Le deuxième long métrage de Kogonada pose d’emblée le choix de l’intimité.
À quoi rêvent les robots ? Le maître de la science-fiction Philip K. Dick avait posé la question dans l’un de ses chefs-d’œuvre, Les Androïdes rêvent-ils de moutons électriques ? (1968), plus tard adapté au cinéma dans une autre merveille signée Ridley Scott (Blade Runner, 1982). Pour le cinéaste américano-coréen Kogonada, auteur de nombreux essais vidéo sur l’histoire récente et passée du cinéma, la même question sert de porte d’entrée à une réflexion plus profonde. Celle, en réalité, qui est induite par l’existence même de la science-fiction : que signifie être humain ?
En ouverture du film, un portrait de famille : le père, Jake (Colin Farrell), la mère, Kyra (Jodie Turner-Smith), la fille, Mika (Malea Emma Tjandrawidjaja). Derrière l’appareil photo, hors-champ, Yang (Justin H. Min), leur autre «enfant», pas vraiment comme les autres. Yang est un robot doté d’une intelligence artificielle ultradéveloppée, qui sert de grand frère à la petite Mika. Lorsque Yang ne répond plus, Jake trouve un moyen de le réparer, avant que son enveloppe corporelle ne se décompose. Et découvre, à l’intérieur de l’androïde, une banque de données dans laquelle est collectée sa mémoire.
Réflexion sur le deuil
Aux antipodes de la «hard sci-fi» traditionnelle, le deuxième long métrage de Kogonada, avec son esthétique raffinée et des personnages qui chuchotent plus qu’ils ne parlent, pose d’emblée le choix de l’intimité. Yang tombe, inerte, dans les premières minutes du film, mais cette «panne» amène chaque membre de la famille dans des questionnements intérieurs, réfléchissant à la place de Yang au sein du clan. Pour Mika, petite fille adoptée, il est également un point de référence pour la culture chinoise qu’elle ne connaît pas.
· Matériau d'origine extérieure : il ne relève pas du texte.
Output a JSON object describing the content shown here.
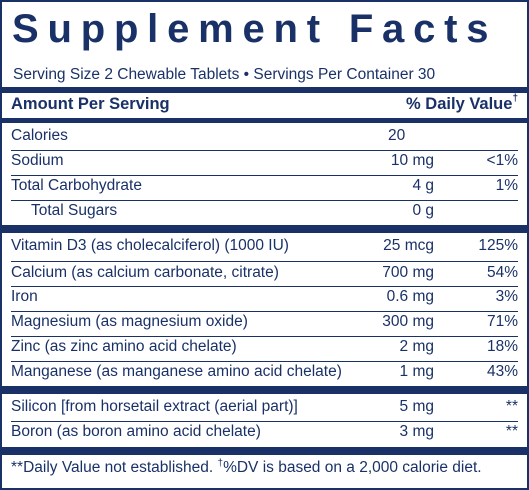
{
  "title": "Supplement Facts",
  "serving_line": "Serving Size 2 Chewable Tablets • Servings Per Container 30",
  "header": {
    "amount_label": "Amount Per Serving",
    "dv_label": "% Daily Value",
    "dv_mark": "†"
  },
  "rows": [
    {
      "name": "Calories",
      "amount": "20",
      "dv": ""
    },
    {
      "name": "Sodium",
      "amount": "10 mg",
      "dv": "<1%"
    },
    {
      "name": "Total Carbohydrate",
      "amount": "4 g",
      "dv": "1%"
    },
    {
      "name": "Total Sugars",
      "amount": "0 g",
      "dv": ""
    },
    {
      "name": "Vitamin D3 (as cholecalciferol) (1000 IU)",
      "amount": "25 mcg",
      "dv": "125%"
    },
    {
      "name": "Calcium (as calcium carbonate, citrate)",
      "amount": "700 mg",
      "dv": "54%"
    },
    {
      "name": "Iron",
      "amount": "0.6 mg",
      "dv": "3%"
    },
    {
      "name": "Magnesium (as magnesium oxide)",
      "amount": "300 mg",
      "dv": "71%"
    },
    {
      "name": "Zinc (as zinc amino acid chelate)",
      "amount": "2 mg",
      "dv": "18%"
    },
    {
      "name": "Manganese (as manganese amino acid chelate)",
      "amount": "1 mg",
      "dv": "43%"
    },
    {
      "name": "Silicon [from horsetail extract (aerial part)]",
      "amount": "5 mg",
      "dv": "**"
    },
    {
      "name": "Boron (as boron amino acid chelate)",
      "amount": "3 mg",
      "dv": "**"
    }
  ],
  "footnote": {
    "part1": "**Daily Value not established. ",
    "mark": "†",
    "part2": "%DV is based on a 2,000 calorie diet."
  },
  "colors": {
    "ink": "#1a3168",
    "background": "#ffffff"
  }
}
Les deux s’appellent «mei mei» (petite sœur) et «gege» (grand frère); la perte de Yang fend le cœur de la petite fille. Quant au couple, il bat de l’aile, et l’on découvre ainsi que Yang était, d’une certaine manière, le ciment de la famille.
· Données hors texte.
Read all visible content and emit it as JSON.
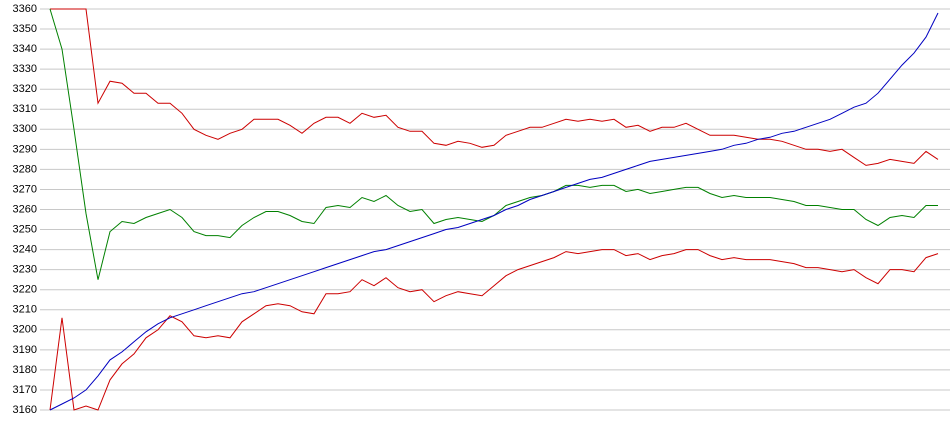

Sublime objet de réflexion sur le deuil et la famille, After Yang donne également à voir, avec un impressionnant sens de la retenue, un aperçu d’une société futuriste, où les musées se passionnent pour les «technosapiens» et leur mode de fonctionnement (peuvent-ils aimer? quels sont leurs souvenirs?) et où les robots et clones font partie intégrante des familles humaines. Avec un sens de la mise en scène formidablement inventif (avec des séquences répétées sous plusieurs points de vue, avec de légères différences ou «bugs», soulignant les différences dans les souvenirs de chacun), After Yang utilise la science-fiction pour raconter la vie et la mort, avec une sensibilité qui renvoie inévitablement aux odyssées intérieures de Terrence Malick.
V. M.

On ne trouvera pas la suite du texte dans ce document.